Im Supermarkt sehe ich dicht aneinander gedrängt die Kiwis liegen. Ich nehme vorsichtig einige zwischen meine Finger, um sie sacht zu drücken. So möchte ich erfahren, wann sie essbar ist. Die meisten sind steinhart und benötigen noch eine lange Zeit, um nachzureifen. Ich finde eine Kiwi, in der das Fruchtfleisch nachgibt unter dem Druck meiner Hand, die Schale fühlt sich an wie rauer Samt.

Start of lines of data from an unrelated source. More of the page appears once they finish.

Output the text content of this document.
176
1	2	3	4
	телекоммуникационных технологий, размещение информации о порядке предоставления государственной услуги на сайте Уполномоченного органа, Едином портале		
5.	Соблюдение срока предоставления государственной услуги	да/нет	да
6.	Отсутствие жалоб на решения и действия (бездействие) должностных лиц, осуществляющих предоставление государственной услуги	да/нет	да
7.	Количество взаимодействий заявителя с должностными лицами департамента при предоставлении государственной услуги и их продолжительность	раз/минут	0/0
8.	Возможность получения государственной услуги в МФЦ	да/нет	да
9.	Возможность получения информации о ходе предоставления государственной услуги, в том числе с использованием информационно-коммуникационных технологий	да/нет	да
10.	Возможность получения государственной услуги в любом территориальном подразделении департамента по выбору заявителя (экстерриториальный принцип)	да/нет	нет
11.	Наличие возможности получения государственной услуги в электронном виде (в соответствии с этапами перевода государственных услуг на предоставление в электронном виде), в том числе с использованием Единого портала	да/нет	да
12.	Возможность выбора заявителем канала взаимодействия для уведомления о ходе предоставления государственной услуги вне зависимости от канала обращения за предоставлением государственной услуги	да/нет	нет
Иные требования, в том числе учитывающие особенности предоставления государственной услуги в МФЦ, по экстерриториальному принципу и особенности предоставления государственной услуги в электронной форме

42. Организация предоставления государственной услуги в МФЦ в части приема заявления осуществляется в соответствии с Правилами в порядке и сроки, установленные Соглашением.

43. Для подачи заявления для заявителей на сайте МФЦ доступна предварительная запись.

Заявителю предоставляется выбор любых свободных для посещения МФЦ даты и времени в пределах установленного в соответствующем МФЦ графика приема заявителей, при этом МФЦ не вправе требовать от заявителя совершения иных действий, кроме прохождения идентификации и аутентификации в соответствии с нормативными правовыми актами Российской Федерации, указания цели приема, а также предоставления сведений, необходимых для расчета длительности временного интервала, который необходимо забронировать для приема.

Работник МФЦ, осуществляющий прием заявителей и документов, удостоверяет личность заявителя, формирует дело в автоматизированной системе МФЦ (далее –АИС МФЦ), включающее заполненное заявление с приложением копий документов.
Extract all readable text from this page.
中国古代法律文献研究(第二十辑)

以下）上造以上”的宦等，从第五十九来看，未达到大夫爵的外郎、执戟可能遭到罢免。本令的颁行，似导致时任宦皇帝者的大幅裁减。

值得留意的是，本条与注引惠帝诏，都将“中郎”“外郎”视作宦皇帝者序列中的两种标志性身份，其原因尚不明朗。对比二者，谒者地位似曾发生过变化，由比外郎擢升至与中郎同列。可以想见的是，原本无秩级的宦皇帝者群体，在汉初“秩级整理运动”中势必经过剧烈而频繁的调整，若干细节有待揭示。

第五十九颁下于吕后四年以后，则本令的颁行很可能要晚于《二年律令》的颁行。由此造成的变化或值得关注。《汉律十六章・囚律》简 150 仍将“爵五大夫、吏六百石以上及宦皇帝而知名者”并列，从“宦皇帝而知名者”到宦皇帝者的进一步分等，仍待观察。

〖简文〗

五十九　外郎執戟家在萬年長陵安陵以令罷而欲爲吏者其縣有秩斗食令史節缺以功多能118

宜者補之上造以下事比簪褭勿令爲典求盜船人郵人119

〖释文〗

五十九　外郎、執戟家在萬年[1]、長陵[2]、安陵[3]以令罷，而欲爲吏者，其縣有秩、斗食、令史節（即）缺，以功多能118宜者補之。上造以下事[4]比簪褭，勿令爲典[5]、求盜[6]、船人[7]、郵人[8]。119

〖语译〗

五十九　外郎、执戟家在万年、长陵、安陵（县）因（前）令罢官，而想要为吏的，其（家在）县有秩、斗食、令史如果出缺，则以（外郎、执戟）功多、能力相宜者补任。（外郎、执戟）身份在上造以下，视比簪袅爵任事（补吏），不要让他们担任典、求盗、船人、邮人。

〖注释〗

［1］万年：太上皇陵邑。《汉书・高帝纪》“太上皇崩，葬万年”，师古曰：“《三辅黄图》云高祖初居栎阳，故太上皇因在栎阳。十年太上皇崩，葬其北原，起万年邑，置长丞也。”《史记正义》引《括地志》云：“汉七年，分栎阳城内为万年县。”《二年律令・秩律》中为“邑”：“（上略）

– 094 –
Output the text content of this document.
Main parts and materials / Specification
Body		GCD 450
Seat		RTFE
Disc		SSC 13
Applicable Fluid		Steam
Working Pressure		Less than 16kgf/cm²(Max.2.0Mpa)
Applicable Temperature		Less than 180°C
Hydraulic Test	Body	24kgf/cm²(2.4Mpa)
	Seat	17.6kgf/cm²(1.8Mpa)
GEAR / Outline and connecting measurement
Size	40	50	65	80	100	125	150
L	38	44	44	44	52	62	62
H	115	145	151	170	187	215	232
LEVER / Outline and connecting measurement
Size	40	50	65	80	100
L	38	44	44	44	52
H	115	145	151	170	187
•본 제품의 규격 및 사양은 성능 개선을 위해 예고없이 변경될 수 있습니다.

Bei der Vorstellung, sie gleich zu Hause zu vernaschen, sehe ich ihr grünes Innenleben mit den kleinen schwarzen Körnchen drinnen – sternförmig angelegt – direkt vor mir und spüre den für die Kiwi typisch süß-säuerlich, herben Geschmack auf meiner Zunge. Die leichte Bitterkeit der Frucht lässt mir das Wasser im Mund zusammen laufen. Nun will ich schnell nach Hause, nehme mir noch zusätzlich drei unreife Früchte aus der Obstkiste mit und bezahle alle an der Kasse. In meiner Wohnung angekommen, kann ich es kaum erwarten, diese Exotik zu genießen. Ich schneide die Frucht quer auf, der Saft rinnt mir durch die Finger. Ich schließe die Augen, um ihn mit Innigkeit von diesen zu lecken. Kein Tropfen soll mir entkommen! Dann löse ich mit einem Löffel das Fleisch aus der ersten Hälfte der Kiwi, schiebe es mir in den Mund.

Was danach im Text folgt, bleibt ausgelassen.